Saturday, May 19, 2018

Walsh and O'Mahony on Property Law Ideologies in England and Ireland

Rachael Walsh (Trinity College) and Lorna Fox O'Mahony (Essex) have posted Land Law, Property Ideologies and the British-Irish Relationship (Common Law World Review) online. Here's the abstract:

This article examines the role of property ideologies, and the local contexts in which they were articulated and applied, in shaping English and Irish land law. Despite their shared histories and influences – from the transplant of the common law system to Ireland to traditions of training Irish lawyers and judges in English universities – the politics of property led Irish and English land law down distinct, and sometimes oppositional, ideological paths in the twentieth century. The politics and practices of land tenure, competing economic and property ideologies, and their direct links to the evolution of national identity and statehood in each jurisdiction, shaped the foundational commitments of English and Irish land law. The article traces the complexities of lived experience in regulating the use and ownership of land, as well as the role of global and local forces – from world-system movements (for example, the influence of European political developments in 1937 on the Irish Constitution) or bi-lateral relationships (for example, the impact of the Irish land wars on the English land reform movement, or the ongoing trade dependency between Britain and Ireland into the twentieth century).
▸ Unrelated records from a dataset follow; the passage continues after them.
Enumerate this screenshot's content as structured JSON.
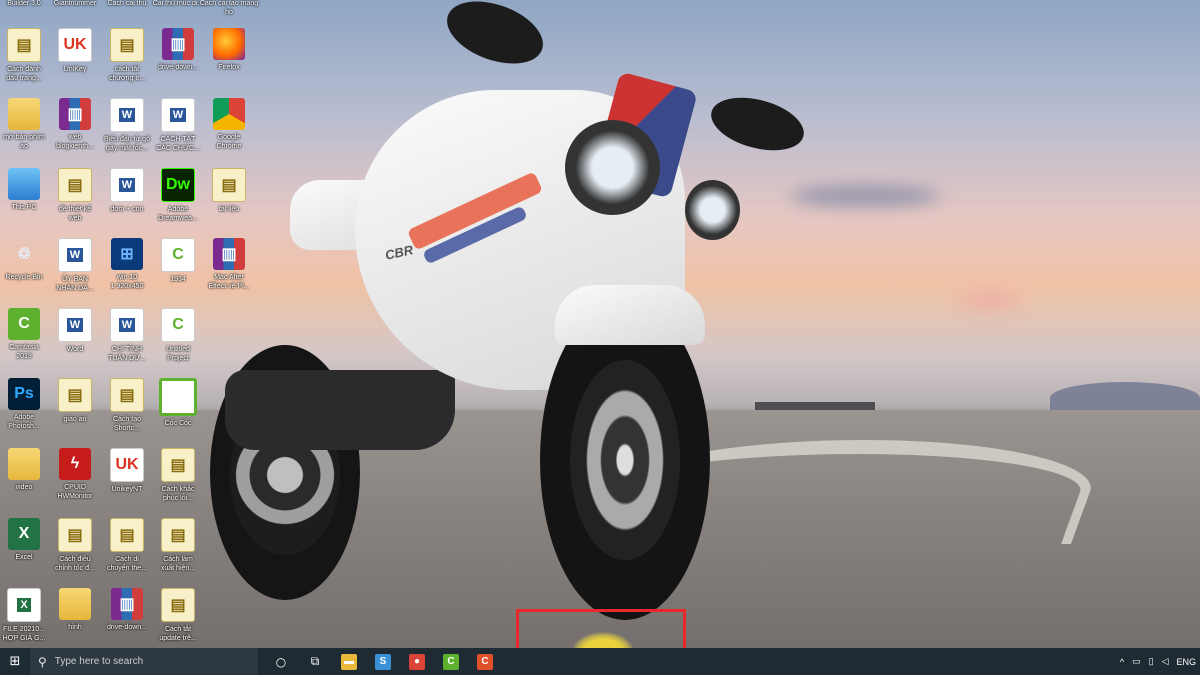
{
  "desktop": {
    "wallpaper": "motorcycle",
    "wallpaper_bike_badge": "CBR",
    "top_partial_labels": [
      "Builder 3.0",
      "Giantnummer",
      "Cach cai thu",
      "Cai thu muc di...",
      "Cach cai tao mang ho"
    ],
    "icons": [
      {
        "label": "Cách đánh\ndấu trang...",
        "icon": "folder-doc-icon"
      },
      {
        "label": "UniKey",
        "icon": "unikey-icon"
      },
      {
        "label": "cách tắt\nchương tr...",
        "icon": "folder-doc-icon"
      },
      {
        "label": "drive-down...",
        "icon": "winrar-icon"
      },
      {
        "label": "Firefox",
        "icon": "firefox-icon"
      },
      {
        "label": "mở bàn phím\nảo",
        "icon": "folder-icon"
      },
      {
        "label": "web\nblogkienth...",
        "icon": "winrar-icon"
      },
      {
        "label": "Biểu đầu từ gõ\ngây mất tốc...",
        "icon": "word-icon"
      },
      {
        "label": "CÁCH TẮT\nCÁC CHỨC...",
        "icon": "word-icon"
      },
      {
        "label": "Google\nChrome",
        "icon": "chrome-icon"
      },
      {
        "label": "This PC",
        "icon": "this-pc-icon"
      },
      {
        "label": "đề thiết kế\nweb",
        "icon": "folder-doc-icon"
      },
      {
        "label": "dom + con",
        "icon": "word-icon"
      },
      {
        "label": "Adobe\nDreamwea...",
        "icon": "dreamweaver-icon"
      },
      {
        "label": "tải liệu",
        "icon": "folder-doc-icon"
      },
      {
        "label": "Recycle Bin",
        "icon": "recycle-bin-icon"
      },
      {
        "label": "ỦY BAN\nNHÂN DÂ...",
        "icon": "word-icon"
      },
      {
        "label": "win 10\n1 920x450",
        "icon": "win10-icon"
      },
      {
        "label": "1934",
        "icon": "camtasia-project-icon"
      },
      {
        "label": "Mac After\nEffect vẽ Pl...",
        "icon": "winrar-icon"
      },
      {
        "label": "Camtasia\n2019",
        "icon": "camtasia-icon"
      },
      {
        "label": "Word",
        "icon": "word-icon"
      },
      {
        "label": "CHỈ TỈNH\nTUẦN DỮ...",
        "icon": "word-icon"
      },
      {
        "label": "Untitled\nProject",
        "icon": "camtasia-project-icon"
      },
      {
        "label": "",
        "icon": "blank"
      },
      {
        "label": "Adobe\nPhotosh...",
        "icon": "photoshop-icon"
      },
      {
        "label": "giao an",
        "icon": "folder-doc-icon"
      },
      {
        "label": "Cách tạo\nShortc...",
        "icon": "folder-doc-icon"
      },
      {
        "label": "Cốc Cốc",
        "icon": "coccoc-icon"
      },
      {
        "label": "",
        "icon": "blank"
      },
      {
        "label": "video",
        "icon": "folder-icon"
      },
      {
        "label": "CPUID\nHWMonitor",
        "icon": "cpuid-icon"
      },
      {
        "label": "UnikeyNT",
        "icon": "unikey-icon"
      },
      {
        "label": "Cách khắc\nphục lỗi...",
        "icon": "folder-doc-icon"
      },
      {
        "label": "",
        "icon": "blank"
      },
      {
        "label": "Excel",
        "icon": "excel-icon"
      },
      {
        "label": "Cách điều\nchỉnh tốc đ...",
        "icon": "folder-doc-icon"
      },
      {
        "label": "Cách di\nchuyển the...",
        "icon": "folder-doc-icon"
      },
      {
        "label": "Cách làm\nxuất hiện...",
        "icon": "folder-doc-icon"
      },
      {
        "label": "",
        "icon": "blank"
      },
      {
        "label": "FILE 20210...\nHỢP GIÁ G...",
        "icon": "excel-file-icon"
      },
      {
        "label": "hình",
        "icon": "folder-icon"
      },
      {
        "label": "drive-down...",
        "icon": "winrar-icon"
      },
      {
        "label": "Cách tắt\nupdate trê...",
        "icon": "folder-doc-icon"
      }
    ]
  },
  "taskbar": {
    "search_placeholder": "Type here to search",
    "pinned": [
      {
        "name": "cortana",
        "glyph": "○"
      },
      {
        "name": "task-view",
        "glyph": "⧉"
      },
      {
        "name": "file-explorer",
        "glyph": "▬",
        "color": "#e8b93b"
      },
      {
        "name": "app-s",
        "glyph": "S",
        "color": "#3a8fd6"
      },
      {
        "name": "chrome",
        "glyph": "●",
        "color": "#db4437"
      },
      {
        "name": "camtasia",
        "glyph": "C",
        "color": "#5db12f"
      },
      {
        "name": "camtasia-recorder",
        "glyph": "C",
        "color": "#e0502a"
      }
    ],
    "tray": {
      "chevron": "^",
      "lang": "ENG"
    }
  },
  "annotation": {
    "highlight_color": "#e8282d"
  }
}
Our analysis reveals the multiple competing, and at times overlapping, property ideologies that shape property systems; and the powerful role of events and externalities in contextualising the practical, political, social and symbolic meaning and content of the law as it has evolved in local contexts, and in determining whether, and when, the status quo prevails, or a tipping point for law reform is reached.

 

May 19, 2018 | Permalink | Comments (0)

Friday, May 18, 2018

NEW BOOK: Insecurity and the Home

Law-homeFor your summer reading, check out this edited book by Helen Carr (Kent), Brendan Edgeworth (New South Wales), and Carolina Hunter (York) titled Law and the Precarious Home: Socio Legal Perspectives on the Home in Insecure Times (Hart Publishing). Here's a summary: 

This book explores the emergent and internationally widespread phenomenon of precariousness, specifically in relation to the home. It maps the complex reality of the insecure home by examining the many ways in which precariousness is manifested in legal and social change across a number of otherwise very different jurisdictions. By applying innovative work done by socio-legal scholars in other fields such as labour law and welfare law to the home, Law and the Precarious Home offers a broader theoretical understanding of contemporary 'precarisation' of law and society. It will enable reflections upon differential experience of home dependent upon class, race and gender from a range of local, national and cross-national perspectives. Finally it will explore the pluralisation of ideas of home in subjective experience, social reality and legal form. The answers offered in this book reflect the expertise and standing of the assembled authors who are international leaders in their field, with decades of first-hand practical and intellectual engagement with the area.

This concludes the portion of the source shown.